PSHE stands for Personal, Social, Health and Economic education. PSHE education is a school curriculum subject through which pupils develop the knowledge, skills and attributes they need to keep themselves healthy, safe and prepared for life and work. Our belief is that when delivered well, PSHE education has an impact on both academic and non-academic outcomes for pupils, particularly the most vulnerable and disadvantaged.
Statutory Requirements and Guidance
The majority of PSHE education became compulsory in all schools in September 2020 with the introduction of statutory Relationships Education at key stages and Health Education from key stage during key stage 1-2 Statutory guidance outlines what schools must cover, but not all that they should cover as part of broader PSHE provision that also includes economic wellbeing and careers education. The statutory guidance is comprehensively covered by learning opportunities for each key stage across the Programme’s three core themes: ‘Health and Wellbeing’, ‘Relationships’, and ‘Living in the Wider World’. Even though much of ‘Living in the Wider World’ is not included in statutory requirements, this core theme is equally important. A high quality PSHE programme will also cover economic wellbeing, careers and enterprise education, as well as education for personal safety, including assessing and managing risk.
Programme of Study
The final section of the Programme of Study sets out the content grids from the Statutory Guidance for Relationships Education, RSE and Health Education, mapped to the Programme of Study, clearly identifying the Programme of Study learning opportunities that address each bullet point from the statutory guidance. The Programme of Study sets out learning opportunities for each key stage, in each core theme, organised under subheadings. These learning opportunities should be used flexibly to plan your programme according to pupils’ development, readiness and needs, and taking into account prior learning, experience and understanding. Learning from one area may be related and relevant to others. Whilst this framework distinguishes three separate core themes, there will be extensive overlap, so when planning schemes of work, we may draw from more than one theme.
PSHE Association advises that they should have one hour of specific, timetabled PSHE per week. This could include, for example, lessons on bullying, different world religions, why it’s important to recycle, Bikeability training, and talks from visitors, such as people who help us (police, firefighters, doctors, etc). PSHE is also taught across the curriculum. In science, for instance, the National Curriculum states that pupils must be taught about how bodies change as people grow and age. In geography, they might do a survey of their local area and count how many pieces of litter they find. In ICT, they might discuss the risks that they may face online, and come up with rules for internet safety. In PE, they’ll learn different ways of keeping fit and active. They might reflect on how their bodies feel after physical activity, for example by taking their pulse or discussing how their breathing has changed. PSHE is delivered implicitly as well as explicitly, through many areas of school life. Assemblies, circle time, buddy or mentoring schemes and campaigns like Anti-Bullying Week and Mental Health week all teach children the principles of PSHE.

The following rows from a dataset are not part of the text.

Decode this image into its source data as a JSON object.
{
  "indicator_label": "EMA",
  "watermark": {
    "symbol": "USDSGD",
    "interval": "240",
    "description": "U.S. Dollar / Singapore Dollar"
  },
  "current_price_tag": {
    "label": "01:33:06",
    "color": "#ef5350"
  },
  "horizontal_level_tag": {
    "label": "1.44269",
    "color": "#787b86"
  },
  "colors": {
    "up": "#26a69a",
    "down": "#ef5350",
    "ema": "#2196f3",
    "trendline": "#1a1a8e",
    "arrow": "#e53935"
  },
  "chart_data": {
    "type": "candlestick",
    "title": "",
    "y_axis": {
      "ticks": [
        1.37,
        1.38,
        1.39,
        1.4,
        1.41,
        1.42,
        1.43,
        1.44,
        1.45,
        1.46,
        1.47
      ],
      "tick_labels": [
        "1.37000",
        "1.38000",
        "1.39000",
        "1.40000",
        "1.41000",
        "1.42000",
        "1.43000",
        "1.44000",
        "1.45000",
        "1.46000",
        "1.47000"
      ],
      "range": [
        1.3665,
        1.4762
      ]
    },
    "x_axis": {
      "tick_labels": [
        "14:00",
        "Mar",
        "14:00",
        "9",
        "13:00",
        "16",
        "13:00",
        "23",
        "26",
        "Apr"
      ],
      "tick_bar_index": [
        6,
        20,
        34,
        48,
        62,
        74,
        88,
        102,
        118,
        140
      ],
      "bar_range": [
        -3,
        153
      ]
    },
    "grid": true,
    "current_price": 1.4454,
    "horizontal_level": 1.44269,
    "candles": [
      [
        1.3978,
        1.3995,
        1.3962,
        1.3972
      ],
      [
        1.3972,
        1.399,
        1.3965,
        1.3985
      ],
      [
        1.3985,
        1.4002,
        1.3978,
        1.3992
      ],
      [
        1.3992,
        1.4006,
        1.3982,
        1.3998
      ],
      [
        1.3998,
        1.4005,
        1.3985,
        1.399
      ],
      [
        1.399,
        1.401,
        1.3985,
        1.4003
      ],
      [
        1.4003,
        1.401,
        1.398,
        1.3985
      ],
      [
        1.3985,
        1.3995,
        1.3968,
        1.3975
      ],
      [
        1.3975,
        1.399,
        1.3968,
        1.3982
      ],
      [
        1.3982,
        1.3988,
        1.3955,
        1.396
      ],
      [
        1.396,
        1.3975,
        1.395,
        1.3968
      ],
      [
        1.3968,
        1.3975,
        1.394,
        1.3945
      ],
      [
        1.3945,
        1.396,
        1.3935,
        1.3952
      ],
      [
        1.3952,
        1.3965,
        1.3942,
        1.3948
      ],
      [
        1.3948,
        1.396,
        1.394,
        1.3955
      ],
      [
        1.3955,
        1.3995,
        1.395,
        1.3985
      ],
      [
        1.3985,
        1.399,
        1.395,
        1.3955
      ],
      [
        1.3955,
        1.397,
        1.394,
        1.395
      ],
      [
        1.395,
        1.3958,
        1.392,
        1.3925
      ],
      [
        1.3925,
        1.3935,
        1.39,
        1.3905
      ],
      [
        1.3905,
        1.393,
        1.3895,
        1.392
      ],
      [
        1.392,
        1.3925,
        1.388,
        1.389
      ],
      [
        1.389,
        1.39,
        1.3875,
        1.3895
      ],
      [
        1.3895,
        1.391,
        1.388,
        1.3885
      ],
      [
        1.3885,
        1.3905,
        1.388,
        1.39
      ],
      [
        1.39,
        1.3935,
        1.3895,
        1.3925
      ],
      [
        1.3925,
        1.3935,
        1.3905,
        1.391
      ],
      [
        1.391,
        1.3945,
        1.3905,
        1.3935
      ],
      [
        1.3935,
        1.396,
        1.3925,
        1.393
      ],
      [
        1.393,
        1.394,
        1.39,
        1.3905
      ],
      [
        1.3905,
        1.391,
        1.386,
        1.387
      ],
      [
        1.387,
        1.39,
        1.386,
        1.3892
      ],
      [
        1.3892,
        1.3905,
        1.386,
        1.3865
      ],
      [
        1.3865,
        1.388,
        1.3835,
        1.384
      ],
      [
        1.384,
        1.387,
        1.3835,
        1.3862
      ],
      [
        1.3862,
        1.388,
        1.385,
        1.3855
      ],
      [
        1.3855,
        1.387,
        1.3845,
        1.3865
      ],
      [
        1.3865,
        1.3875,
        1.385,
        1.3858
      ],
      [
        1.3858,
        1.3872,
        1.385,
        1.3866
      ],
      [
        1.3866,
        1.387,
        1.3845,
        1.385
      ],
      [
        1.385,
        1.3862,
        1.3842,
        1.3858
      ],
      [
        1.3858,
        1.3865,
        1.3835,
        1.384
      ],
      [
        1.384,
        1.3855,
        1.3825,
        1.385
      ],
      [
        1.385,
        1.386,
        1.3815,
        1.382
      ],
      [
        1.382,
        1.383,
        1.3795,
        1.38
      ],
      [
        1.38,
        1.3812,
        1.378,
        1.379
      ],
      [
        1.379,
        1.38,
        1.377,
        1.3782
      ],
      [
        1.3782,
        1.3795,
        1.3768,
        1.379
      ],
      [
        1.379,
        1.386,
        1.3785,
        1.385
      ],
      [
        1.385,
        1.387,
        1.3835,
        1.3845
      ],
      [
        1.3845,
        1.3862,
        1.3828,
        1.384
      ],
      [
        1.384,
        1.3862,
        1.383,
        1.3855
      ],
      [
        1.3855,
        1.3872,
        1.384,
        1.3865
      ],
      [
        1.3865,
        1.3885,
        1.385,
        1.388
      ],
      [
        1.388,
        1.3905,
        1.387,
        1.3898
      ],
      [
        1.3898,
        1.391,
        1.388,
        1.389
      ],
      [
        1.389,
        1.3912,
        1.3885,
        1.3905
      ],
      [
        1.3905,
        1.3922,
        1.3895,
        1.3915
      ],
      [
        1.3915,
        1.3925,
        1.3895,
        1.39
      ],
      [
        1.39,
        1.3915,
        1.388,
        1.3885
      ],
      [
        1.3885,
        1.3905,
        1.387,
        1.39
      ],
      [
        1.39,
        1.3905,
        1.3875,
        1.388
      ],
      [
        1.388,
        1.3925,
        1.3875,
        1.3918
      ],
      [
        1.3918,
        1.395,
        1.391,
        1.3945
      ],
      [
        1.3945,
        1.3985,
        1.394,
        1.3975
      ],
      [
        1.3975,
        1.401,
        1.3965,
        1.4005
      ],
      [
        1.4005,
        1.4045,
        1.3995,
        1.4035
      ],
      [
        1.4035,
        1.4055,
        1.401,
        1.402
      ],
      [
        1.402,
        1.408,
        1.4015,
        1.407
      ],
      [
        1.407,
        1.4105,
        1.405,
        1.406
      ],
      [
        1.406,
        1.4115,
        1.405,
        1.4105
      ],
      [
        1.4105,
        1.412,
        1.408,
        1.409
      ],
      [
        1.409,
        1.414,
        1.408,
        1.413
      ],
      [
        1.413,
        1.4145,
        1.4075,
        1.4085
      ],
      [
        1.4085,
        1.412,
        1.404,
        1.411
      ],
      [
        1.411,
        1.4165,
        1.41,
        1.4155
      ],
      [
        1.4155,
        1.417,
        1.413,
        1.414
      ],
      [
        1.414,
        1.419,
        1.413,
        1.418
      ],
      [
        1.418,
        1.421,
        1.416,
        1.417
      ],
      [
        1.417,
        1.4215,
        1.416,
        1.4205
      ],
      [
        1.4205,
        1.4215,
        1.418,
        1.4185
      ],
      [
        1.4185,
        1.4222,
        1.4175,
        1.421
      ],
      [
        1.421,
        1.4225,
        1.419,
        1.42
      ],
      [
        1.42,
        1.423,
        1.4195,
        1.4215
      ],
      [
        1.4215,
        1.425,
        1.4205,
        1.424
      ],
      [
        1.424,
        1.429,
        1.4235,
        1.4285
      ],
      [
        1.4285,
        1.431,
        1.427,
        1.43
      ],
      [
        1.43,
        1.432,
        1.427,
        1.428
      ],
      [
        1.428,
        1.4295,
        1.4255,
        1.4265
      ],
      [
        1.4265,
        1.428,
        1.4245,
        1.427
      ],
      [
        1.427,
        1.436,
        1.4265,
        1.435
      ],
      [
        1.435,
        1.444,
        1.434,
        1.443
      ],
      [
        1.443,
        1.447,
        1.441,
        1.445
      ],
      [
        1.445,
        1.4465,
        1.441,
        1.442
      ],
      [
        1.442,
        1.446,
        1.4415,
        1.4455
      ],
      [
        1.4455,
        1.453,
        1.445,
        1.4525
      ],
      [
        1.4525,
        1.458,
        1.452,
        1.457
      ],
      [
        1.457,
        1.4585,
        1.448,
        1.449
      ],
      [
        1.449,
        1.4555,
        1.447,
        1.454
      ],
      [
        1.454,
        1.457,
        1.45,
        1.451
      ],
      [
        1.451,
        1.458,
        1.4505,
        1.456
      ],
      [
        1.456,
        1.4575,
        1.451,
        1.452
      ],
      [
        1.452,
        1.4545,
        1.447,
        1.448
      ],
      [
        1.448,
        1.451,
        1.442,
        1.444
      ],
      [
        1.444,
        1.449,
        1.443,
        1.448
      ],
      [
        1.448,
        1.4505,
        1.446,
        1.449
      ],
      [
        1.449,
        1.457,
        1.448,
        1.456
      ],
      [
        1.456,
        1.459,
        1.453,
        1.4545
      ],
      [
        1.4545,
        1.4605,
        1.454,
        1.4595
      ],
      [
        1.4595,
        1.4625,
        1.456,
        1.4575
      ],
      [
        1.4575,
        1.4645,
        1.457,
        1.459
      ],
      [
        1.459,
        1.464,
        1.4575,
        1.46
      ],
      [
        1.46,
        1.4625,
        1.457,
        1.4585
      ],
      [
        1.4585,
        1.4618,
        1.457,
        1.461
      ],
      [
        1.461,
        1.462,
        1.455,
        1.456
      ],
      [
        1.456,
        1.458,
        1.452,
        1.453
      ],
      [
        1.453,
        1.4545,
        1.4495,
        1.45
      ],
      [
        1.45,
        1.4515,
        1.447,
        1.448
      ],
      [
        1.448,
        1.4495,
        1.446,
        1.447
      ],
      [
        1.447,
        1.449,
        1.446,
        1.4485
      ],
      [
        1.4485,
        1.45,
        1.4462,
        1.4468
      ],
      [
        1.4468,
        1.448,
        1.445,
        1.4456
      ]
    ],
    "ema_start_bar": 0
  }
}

Whilst they are specifically addressed where appropriate, assessing and managing risk and managing life online are integrated throughout all three core themes. PSHE education addresses both pupils’ current experiences and preparation for their future. The Programme of Study therefore provides a spiral curriculum to develop knowledge, skills and attributes, where prior learning is revisited, reinforced and extended year on year. This is grounded in the established evidence base for effective practice in PSHE education.
The Programme of Study identifies a broad range of important issues, but it is essential to prioritise quality over quantity (so that PSHE lessons are not simply a series of one-off, disconnected sessions) whilst ensuring that your programme reflects the universal needs of all children and young people. It is important that pupils recognise their PSHE education as relevant and applicable across many important areas of their lives. Unlike many other subjects, much of the specific knowledge taught in PSHE education changes regularly, for example as a result of legal changes, medical or technological advances. It is therefore important to ensure that all information used to develop pupils’ knowledge on any aspect of PSHE education is up to date, accurate, unbiased and balanced.
Assessment is as central to effective teaching and learning in PSHE education as it is in any other subject. Effective use of assessment allows pupils and teachers to reflect on the learning that has taken place, increases motivation for learning and helps to demonstrate impact.
These assessment guides for key stage 1-2 how PSHE teachers can use an ipsative model of assessment in PSHE education, and describe a wide range of methods available to assess progress, with accompanying examples from real classrooms.
Topics covered in these guides include:
- How to use baseline assessments to gauge prior knowledge and understanding
- Assessment for learning over the course of a lesson or series of lessons
- Measuring progress and endpoint assessments
Both guides also compare different assessment methods — outlining when and how to use each method to assess specific core aspects of PSHE learning. In conjunction with other planning tools, these documents will help colleagues to meet the guidelines for assessment in both the Department for Education’s new statutory guidance and Ofsted/ISI inspection frameworks.